# Starting Common Army Phase - Any Tips



## Coynemachine (21 Jun 2011)

Received offer for Artillery Officer and my COS date is September 19. I am not sure if that is when the course actually starts, but will know more.

Just wondering if anyone had any tips for CAP? i.e. taskings, inspections, items to bring, things I shoud be aware of basically.

Any help would be appreciated.


----------



## Fishbone Jones (21 Jun 2011)

Coyner said:
			
		

> Received offer for Artillery Officer and my COS date is September 19. I am sure if that is when the course actually starts, but will know more.
> 
> Just wondering if anyone had any tips for CAP? i.e. taskings, inspections, items to bring, things I shoud be aware of basically.
> 
> Any help would be appreciated.



How about a search of the Training Forum threads, that'd be a great starting place   http://forums.army.ca/forums/index.php/board,39.0.html


----------



## vonGarvin (21 Jun 2011)

My only tip is to refer to the course by its name: Basic Military Officer Qualification - Land, or BMOQ-L, pronounced "Bemockle", rhyming with "debacle".


----------



## Fishbone Jones (21 Jun 2011)

Technoviking said:
			
		

> My only tip is to refer to the course by its name: Basic Military Officer Qualification - Land, or BMOQ-L, pronounced "Bemockle", rhyming with "debacle".

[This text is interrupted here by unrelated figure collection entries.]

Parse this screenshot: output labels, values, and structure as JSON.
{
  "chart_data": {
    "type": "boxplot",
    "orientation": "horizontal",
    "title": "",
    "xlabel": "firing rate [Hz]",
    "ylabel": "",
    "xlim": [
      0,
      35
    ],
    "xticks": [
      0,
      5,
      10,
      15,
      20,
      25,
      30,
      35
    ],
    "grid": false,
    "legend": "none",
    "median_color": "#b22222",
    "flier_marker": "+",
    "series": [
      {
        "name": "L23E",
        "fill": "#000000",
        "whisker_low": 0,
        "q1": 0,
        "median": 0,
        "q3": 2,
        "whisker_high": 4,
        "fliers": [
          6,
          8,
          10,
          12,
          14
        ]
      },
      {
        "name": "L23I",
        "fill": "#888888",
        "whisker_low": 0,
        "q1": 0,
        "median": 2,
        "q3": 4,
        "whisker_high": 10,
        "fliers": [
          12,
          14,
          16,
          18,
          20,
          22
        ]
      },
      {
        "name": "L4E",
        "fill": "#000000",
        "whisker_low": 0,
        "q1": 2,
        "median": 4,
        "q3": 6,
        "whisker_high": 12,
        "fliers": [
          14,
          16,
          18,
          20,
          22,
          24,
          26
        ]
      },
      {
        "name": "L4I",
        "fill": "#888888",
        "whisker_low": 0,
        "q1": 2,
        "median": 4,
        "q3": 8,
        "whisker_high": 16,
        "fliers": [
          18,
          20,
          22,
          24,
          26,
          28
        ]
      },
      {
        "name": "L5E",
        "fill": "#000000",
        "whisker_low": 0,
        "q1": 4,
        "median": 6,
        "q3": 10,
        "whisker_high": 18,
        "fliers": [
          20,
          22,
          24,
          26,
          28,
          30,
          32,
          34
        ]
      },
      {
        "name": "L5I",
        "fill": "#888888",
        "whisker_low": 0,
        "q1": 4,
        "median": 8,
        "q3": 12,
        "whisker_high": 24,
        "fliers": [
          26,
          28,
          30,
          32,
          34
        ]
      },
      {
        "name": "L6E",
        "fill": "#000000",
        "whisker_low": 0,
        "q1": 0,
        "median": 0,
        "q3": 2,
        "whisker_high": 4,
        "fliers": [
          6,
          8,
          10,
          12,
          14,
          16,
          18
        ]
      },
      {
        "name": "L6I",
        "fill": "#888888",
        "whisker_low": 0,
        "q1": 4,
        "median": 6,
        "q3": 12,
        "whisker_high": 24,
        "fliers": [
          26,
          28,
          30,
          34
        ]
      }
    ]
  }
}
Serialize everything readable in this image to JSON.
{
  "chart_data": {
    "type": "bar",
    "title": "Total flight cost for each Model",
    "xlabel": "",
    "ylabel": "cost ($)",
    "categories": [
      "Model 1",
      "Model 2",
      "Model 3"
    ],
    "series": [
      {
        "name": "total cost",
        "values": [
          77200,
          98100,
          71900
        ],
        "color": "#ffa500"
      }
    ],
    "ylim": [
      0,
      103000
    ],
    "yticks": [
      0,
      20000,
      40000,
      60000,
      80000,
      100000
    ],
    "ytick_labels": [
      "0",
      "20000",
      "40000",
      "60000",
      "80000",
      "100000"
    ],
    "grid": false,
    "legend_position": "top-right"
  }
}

and 'Bemockle' quickly becomes 'Befuckle' as explained in the accompanying graphic taken from Mission & Task Verbs.


----------



## s23256 (12 Sep 2011)

recceguy said:
			
		

> and 'Bemockle' quickly becomes 'Befuckle' as explained in the accompanying graphic taken from Mission & Task Verbs.



It's so nice to see your work appreciated in your own time.


----------